El añorado camino

Años hace que no regresaba a la ciudad de Burdeos. Y  ahora, el transeúnte retornaba a estas tierras de Aquitania, cara al Garona, sobre la barandilla del Bulevar de Luis XVIII, contemplando, entre una espesa bruma, al muchacho de rostro cobrizo y embobado, al ser Francia en aquel  entonces el anhelo fantaseado  de cualquier imberbe de la España del oscurantismo y  el pan negro.

Nos envolvían los sopores de la posguerra civil,  y la esperanza acumulada  se centraba en cruzar los Pirineos. Anduvimos de pueblo en pueblo  al paso de los zíngaros ambulantes sin oficio, hasta llegar a París. A partir de entonces, sin que la ciudad lo  supiera, Burdeos fue el primer camino de vericuetos tatuado en nuestra alma  peregrina.

Lo expresó un dramaturgo de senderos bifurcados: “Tome Versalles, añádale Amberes y obtendrá Burdeos”. Esto, con un vino de Château Haut-Bergey - entre los muchos macerados a lo largo del valle de Dordoña -  refleja la idiosincrasia de esta metrópoli levantada sobre piedras talladas convertidas en  historia imperecedera. 

Francisco de Goya,  huyendo de Madrid entre brañas, escapando de la represión absolutista, recibió refugio en estos labrantíos. Allí  plasmó, en homenaje a una tierra campestre hasta el tuétano, su lienzo “La lechera de Burdeos”,   ahora  colgado en el Museo del Prado.

¿Y qué hicimos en la ciudad? Lo sentimos, lector: en la visita  hubo una notable razón: retornar como Marcel Proust al encuentro de un tiempo lejano, buscando el pasado que siempre suele ser presente en ciertos instantes. Durante varias horas, ocupamos una mesa en el “Café Francais”, frente a la plaza  de la catedral de San Andrés. El local nos envolvía en emotivas remembranzas.

Ya en la noche, camino de la estación de Saint-Jean, intentando   regresar en  un tren  de alta velocidad a París, nos paralizamos frente al Gran Teatro,  mandado levantar por el mariscal Richelieu, y siendo sin duda uno los más bellos recintos de Francia. Rodeado exteriormente de impresionantes columnas, posee en su interior una escalera idéntica a la de la Opera parisina. Ahora volvimos a subir la escalinata.

A mi lado iba el tembloroso rapazuelo  pasmado de contemplar el refinado estilo Luis XVI, impresionándose al penetrar en ese templo pagano, a ver y  sentir la comedia “Velpone” de Ben Jonson, la representación más concluyente centrada en la las lujurias y ambiciones humanas.

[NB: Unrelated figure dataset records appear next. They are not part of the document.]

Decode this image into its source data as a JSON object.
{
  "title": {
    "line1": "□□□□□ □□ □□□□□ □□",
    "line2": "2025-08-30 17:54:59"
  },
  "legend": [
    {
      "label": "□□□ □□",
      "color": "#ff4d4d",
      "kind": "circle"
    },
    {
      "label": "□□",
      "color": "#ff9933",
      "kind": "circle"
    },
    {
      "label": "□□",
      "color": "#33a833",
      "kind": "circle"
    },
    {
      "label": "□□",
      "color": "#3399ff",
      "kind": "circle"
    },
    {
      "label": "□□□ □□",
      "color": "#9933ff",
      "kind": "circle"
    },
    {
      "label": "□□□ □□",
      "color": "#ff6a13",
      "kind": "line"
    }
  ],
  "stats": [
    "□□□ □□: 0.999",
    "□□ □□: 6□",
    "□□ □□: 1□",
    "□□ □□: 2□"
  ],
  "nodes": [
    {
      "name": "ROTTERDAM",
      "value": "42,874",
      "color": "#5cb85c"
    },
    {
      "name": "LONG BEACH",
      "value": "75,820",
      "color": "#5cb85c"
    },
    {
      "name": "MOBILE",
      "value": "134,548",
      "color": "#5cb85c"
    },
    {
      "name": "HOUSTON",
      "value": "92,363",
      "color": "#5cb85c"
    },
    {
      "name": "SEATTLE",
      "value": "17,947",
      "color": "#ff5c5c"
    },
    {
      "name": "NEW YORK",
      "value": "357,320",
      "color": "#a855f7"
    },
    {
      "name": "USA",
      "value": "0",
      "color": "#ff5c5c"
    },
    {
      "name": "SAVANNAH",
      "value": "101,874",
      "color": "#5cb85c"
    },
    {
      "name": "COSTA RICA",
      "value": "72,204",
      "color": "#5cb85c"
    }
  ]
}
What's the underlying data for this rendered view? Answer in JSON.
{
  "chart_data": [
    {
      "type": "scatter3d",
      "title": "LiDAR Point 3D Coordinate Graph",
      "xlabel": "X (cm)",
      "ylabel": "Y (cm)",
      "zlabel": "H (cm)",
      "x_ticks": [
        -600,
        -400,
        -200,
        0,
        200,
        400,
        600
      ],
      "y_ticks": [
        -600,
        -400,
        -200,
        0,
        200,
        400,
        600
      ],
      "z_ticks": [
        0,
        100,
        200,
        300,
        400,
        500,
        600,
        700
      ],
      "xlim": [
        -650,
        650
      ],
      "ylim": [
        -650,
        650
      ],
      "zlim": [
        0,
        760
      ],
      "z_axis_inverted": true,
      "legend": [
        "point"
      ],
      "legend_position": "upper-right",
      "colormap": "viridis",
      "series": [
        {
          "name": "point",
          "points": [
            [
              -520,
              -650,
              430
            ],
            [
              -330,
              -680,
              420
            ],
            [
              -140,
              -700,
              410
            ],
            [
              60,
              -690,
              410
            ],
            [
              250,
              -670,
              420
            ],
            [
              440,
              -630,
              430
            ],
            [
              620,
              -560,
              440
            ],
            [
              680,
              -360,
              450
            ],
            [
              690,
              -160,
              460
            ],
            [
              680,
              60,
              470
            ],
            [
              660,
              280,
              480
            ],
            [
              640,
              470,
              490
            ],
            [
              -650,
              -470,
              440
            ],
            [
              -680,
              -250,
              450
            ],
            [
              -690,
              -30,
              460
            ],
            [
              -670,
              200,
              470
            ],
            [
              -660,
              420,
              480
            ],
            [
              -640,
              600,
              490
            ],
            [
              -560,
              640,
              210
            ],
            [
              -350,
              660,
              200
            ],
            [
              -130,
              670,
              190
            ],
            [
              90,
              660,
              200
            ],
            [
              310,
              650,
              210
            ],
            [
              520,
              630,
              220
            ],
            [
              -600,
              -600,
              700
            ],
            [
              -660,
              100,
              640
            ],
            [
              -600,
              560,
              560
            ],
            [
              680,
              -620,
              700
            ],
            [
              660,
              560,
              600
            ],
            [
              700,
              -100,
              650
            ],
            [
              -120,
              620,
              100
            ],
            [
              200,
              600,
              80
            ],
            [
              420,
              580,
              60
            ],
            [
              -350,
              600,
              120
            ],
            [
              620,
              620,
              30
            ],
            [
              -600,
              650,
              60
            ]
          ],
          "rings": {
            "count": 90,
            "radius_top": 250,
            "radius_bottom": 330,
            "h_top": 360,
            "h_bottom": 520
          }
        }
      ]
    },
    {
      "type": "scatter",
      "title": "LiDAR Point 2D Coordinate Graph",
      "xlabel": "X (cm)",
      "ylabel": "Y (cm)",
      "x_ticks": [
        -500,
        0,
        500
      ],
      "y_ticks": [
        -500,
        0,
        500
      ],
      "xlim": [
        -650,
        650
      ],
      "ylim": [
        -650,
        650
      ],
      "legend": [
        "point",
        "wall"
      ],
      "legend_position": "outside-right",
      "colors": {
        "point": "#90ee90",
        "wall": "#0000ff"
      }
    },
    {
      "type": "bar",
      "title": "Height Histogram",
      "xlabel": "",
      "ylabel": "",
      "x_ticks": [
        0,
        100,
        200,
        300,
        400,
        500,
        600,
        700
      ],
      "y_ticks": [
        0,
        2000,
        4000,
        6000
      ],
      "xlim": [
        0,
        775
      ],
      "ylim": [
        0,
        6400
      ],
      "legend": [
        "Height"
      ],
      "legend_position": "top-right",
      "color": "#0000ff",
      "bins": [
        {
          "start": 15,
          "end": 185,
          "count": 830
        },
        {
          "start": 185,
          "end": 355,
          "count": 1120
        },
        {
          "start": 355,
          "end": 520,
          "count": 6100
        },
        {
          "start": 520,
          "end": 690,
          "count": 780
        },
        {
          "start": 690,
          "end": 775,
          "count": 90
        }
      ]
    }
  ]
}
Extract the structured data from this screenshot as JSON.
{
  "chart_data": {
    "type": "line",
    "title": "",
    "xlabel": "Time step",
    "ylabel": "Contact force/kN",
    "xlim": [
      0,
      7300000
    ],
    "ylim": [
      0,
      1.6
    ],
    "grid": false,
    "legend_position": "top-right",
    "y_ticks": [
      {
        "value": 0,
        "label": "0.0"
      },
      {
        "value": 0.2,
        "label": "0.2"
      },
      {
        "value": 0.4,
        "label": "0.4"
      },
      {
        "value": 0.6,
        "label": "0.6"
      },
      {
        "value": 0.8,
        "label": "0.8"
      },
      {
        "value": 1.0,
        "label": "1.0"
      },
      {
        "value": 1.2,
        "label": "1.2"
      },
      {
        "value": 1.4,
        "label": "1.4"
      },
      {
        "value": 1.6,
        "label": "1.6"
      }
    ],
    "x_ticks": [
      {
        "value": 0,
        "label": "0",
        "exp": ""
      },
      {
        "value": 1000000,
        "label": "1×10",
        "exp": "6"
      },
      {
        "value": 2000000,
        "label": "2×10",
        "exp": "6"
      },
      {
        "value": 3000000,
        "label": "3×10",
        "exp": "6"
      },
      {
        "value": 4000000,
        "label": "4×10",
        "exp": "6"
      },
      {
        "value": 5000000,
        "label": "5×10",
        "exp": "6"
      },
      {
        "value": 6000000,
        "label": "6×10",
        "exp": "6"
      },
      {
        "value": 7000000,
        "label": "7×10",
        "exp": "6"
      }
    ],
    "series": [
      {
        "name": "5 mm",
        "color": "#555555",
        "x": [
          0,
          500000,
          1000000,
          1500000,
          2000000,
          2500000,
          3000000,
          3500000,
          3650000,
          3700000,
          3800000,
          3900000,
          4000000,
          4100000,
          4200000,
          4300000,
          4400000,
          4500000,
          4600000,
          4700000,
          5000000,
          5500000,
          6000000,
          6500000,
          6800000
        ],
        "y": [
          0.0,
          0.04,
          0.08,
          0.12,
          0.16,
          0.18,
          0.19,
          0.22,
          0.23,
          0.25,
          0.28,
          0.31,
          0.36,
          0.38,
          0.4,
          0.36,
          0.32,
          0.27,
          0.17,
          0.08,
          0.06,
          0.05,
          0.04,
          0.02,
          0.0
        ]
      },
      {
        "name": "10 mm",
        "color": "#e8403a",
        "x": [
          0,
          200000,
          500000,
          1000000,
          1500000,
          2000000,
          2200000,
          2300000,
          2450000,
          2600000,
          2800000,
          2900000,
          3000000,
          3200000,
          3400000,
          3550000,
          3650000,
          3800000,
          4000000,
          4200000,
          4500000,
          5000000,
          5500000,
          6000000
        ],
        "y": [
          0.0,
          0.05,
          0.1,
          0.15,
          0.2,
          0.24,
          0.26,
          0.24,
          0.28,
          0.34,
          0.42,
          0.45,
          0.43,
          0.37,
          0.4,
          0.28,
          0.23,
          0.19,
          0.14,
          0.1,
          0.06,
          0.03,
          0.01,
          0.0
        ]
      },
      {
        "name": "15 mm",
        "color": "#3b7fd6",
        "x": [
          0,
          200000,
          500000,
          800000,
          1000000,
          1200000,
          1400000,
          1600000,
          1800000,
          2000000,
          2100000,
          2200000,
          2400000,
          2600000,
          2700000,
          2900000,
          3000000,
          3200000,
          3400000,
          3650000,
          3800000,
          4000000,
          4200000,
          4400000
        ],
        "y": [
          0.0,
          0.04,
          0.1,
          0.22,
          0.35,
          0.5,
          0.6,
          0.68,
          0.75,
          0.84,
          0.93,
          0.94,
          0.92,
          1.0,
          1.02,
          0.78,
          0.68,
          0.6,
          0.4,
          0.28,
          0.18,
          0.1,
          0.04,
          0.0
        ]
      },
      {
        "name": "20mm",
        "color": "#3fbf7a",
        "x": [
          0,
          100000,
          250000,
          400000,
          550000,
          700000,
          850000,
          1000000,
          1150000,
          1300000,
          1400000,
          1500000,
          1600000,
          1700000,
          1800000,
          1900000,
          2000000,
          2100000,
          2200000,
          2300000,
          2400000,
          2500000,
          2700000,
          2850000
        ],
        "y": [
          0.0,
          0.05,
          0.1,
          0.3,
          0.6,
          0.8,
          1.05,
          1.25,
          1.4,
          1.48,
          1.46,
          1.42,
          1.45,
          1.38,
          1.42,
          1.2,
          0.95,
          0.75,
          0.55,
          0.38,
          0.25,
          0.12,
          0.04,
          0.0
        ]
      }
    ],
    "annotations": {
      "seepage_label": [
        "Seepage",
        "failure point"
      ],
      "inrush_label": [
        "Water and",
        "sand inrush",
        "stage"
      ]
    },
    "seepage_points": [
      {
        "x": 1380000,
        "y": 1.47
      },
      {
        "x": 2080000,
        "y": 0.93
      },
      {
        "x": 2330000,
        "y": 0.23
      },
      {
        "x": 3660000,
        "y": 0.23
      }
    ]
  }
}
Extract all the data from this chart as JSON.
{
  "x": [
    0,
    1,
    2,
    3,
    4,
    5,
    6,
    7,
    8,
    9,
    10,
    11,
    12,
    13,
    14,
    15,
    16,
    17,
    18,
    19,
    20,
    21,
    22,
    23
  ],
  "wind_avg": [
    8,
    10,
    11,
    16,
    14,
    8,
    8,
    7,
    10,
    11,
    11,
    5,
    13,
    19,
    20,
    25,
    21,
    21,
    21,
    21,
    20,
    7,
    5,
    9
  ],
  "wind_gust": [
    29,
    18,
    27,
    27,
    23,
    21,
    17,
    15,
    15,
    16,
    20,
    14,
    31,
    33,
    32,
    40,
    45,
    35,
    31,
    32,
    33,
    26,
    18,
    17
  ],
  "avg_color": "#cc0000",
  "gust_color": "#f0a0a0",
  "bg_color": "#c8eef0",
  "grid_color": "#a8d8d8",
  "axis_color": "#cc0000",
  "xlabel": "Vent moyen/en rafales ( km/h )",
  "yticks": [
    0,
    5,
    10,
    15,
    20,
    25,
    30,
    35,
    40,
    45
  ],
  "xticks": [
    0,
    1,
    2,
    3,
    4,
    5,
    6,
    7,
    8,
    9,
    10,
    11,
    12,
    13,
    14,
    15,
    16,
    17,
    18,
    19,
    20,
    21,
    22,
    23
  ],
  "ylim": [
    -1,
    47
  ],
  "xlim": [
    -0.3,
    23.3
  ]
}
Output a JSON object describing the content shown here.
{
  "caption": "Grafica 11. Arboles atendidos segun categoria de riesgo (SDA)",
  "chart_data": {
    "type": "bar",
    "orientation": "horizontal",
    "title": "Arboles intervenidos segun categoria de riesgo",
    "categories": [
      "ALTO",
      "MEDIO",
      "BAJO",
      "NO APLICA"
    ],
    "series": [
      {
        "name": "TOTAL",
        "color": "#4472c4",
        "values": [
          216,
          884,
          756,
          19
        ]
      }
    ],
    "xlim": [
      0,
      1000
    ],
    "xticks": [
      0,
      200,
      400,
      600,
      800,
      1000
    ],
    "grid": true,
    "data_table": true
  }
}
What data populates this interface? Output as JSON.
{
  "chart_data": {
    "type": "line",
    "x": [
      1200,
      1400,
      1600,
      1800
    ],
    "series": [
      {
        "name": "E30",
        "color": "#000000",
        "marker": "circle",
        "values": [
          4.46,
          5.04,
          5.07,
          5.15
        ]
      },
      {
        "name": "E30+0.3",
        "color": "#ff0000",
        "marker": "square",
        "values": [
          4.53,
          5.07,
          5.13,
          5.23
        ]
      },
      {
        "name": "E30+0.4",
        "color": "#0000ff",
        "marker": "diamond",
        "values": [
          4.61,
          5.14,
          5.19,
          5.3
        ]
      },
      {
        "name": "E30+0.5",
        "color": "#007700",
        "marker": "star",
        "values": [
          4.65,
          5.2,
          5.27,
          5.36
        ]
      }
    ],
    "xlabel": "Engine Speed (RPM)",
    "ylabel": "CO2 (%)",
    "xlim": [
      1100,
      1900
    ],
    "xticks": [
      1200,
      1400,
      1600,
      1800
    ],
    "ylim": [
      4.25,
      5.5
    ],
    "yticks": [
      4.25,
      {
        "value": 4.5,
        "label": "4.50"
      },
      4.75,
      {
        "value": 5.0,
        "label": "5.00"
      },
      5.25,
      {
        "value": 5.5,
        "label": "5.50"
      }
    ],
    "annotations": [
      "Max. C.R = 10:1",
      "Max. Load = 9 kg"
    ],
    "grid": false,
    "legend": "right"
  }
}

 No hay titubeo: los lejanos recuerdos nos dicen que hemos sido jóvenes alguna vez.

Cruzando la Plaza de Jean Jaures, bajamos a la orilla del  Garona, y transitamos  sus márgenes lanzando alterables susurros  a la urbe de  las primeras querencias juveniles, presintiendo algo certero: será quizás  la última vez que la veamos, al estar Burdeos a desmano de los últimos atajos de  nuestra   vida.

Píndaro  nos ayudó en la despedida: “El hombre es la sombra de un  sueño”.